Cities are already working hard to provide existing services, having little or no budget for research and for creating the innovations that might work for them in the future. On the other hand, plenty of companies and startups are creating new products and services which could potentially solve some of the problems that cities face, but they lack the opportunity to test their innovations in different real and living urban environments.
Blurring the traditional lines between sectors
The Urban Innovation Centre of London was created based on the idea that to overcome the challenges of future cities it is crucial to make room to collaborate in unusual ways. This part-government-funded organization aims to bring together small and medium sized businesses, financial investors, city leaders, researchers and students to solve the problems that cities face and make them a better, healthier and safer places to live. Its approach relies in recognizing that different kinds of organizations need to come together and share their experience, expertise, and insight in order for these problems and challenges to be addressed.

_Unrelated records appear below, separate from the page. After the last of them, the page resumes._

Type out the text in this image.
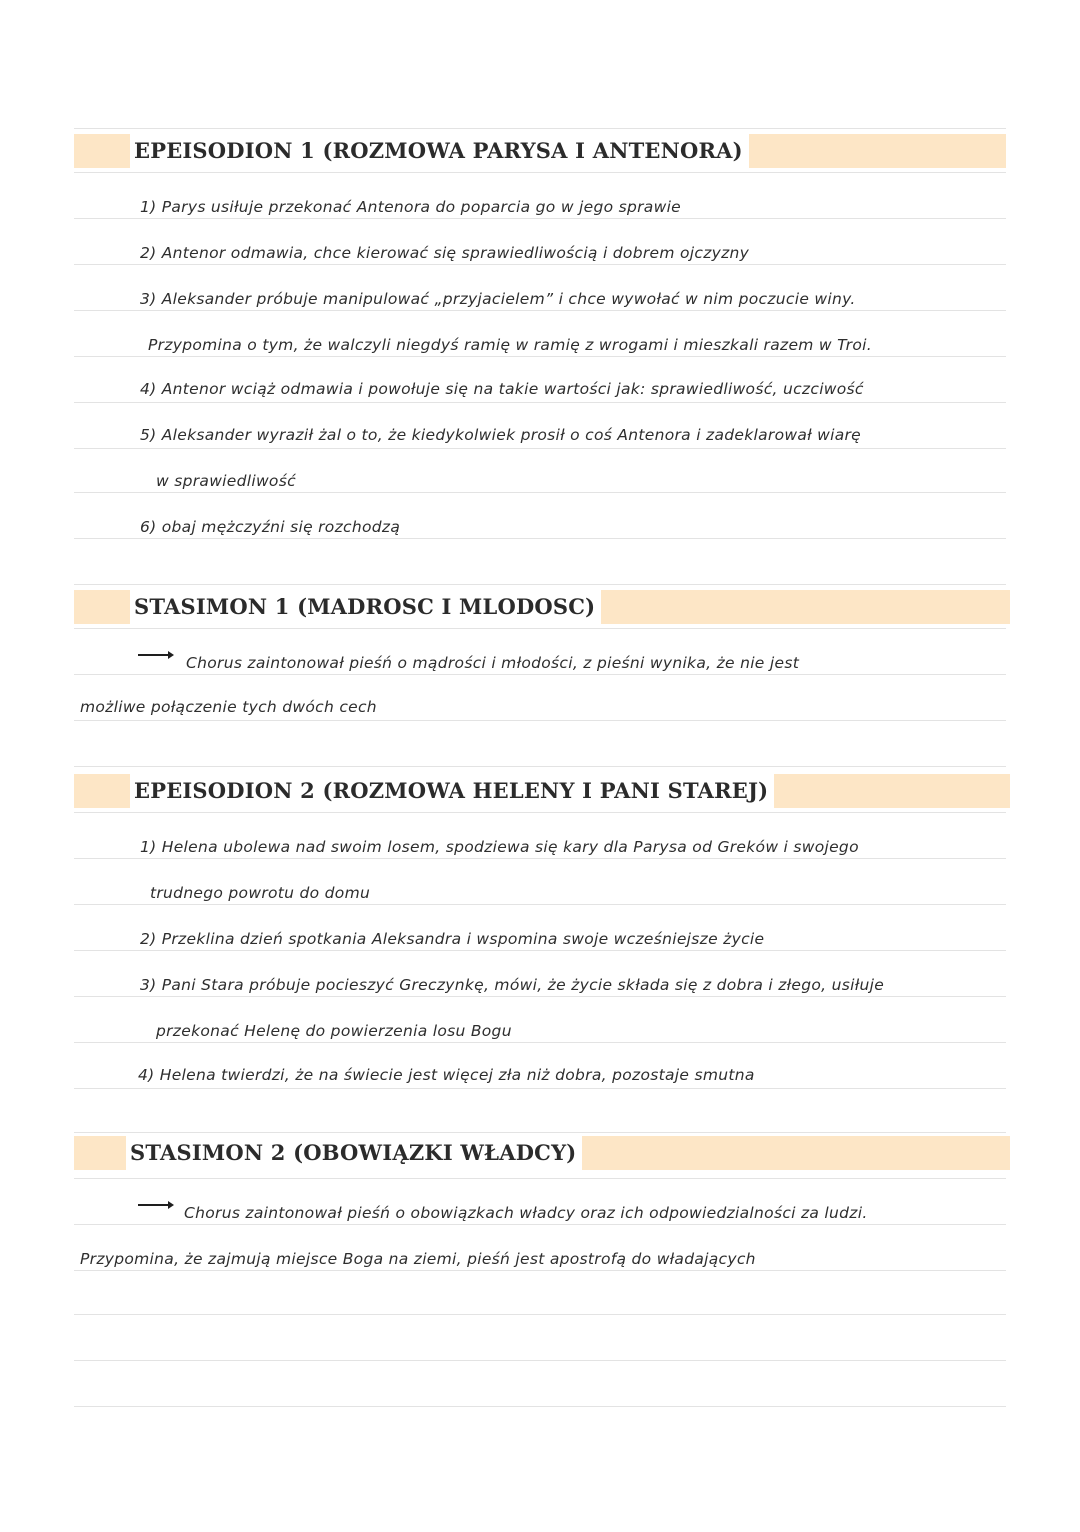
EPEISODION 1 (ROZMOWA PARYSA I ANTENORA)
1) Parys usiłuje przekonać Antenora do poparcia go w jego sprawie
2) Antenor odmawia, chce kierować się sprawiedliwością i dobrem ojczyzny
3) Aleksander próbuje manipulować „przyjacielem” i chce wywołać w nim poczucie winy.
Przypomina o tym, że walczyli niegdyś ramię w ramię z wrogami i mieszkali razem w Troi.
4) Antenor wciąż odmawia i powołuje się na takie wartości jak: sprawiedliwość, uczciwość
5) Aleksander wyraził żal o to, że kiedykolwiek prosił o coś Antenora i zadeklarował wiarę
w sprawiedliwość
6) obaj mężczyźni się rozchodzą
STASIMON 1 (MADROSC I MLODOSC)
Chorus zaintonował pieśń o mądrości i młodości, z pieśni wynika, że nie jest
możliwe połączenie tych dwóch cech
EPEISODION 2 (ROZMOWA HELENY I PANI STAREJ)
1) Helena ubolewa nad swoim losem, spodziewa się kary dla Parysa od Greków i swojego
trudnego powrotu do domu
2) Przeklina dzień spotkania Aleksandra i wspomina swoje wcześniejsze życie
3) Pani Stara próbuje pocieszyć Greczynkę, mówi, że życie składa się z dobra i złego, usiłuje
przekonać Helenę do powierzenia losu Bogu
4) Helena twierdzi, że na świecie jest więcej zła niż dobra, pozostaje smutna
STASIMON 2 (OBOWIĄZKI WŁADCY)
Chorus zaintonował pieśń o obowiązkach władcy oraz ich odpowiedzialności za ludzi.
Przypomina, że zajmują miejsce Boga na ziemi, pieśń jest apostrofą do władających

London’s Urban Innovation Centre has been designed to be a collaborative platform for all players involved in accelerating urban solutions to markets by connecting the right mix of people and make them work together in inventive ways, blurring the traditional lines between sectors. This team-based approach is reflected in the spatial organization of the building hosting this Innovation Center, conceived not as a traditional office building but as a hub for experts of various backgrounds and disciplines to collaborate together on a variety of projects of various sizes, scope and duration.
Improving future cities will need making work together, for example, architects with coders, city planners with ethnographers or engineers with interaction designers. London’s Urban Innovation Centre embrace a multi-disciplinary approach to complex experiential challenges that modern urban environments impose by including in their teams professionals as the aforementioned. Other professionals also included are service designers, social scientists, data scientist and experts in areas such as business development, behavior economics, sustainability or governance.
This Urban Innovation Center brings all these disparate talents and approaches together trying also to draw in ideas from outside the traditional cities sector as, for instance, big data, the Internet of the Things or new material technologies.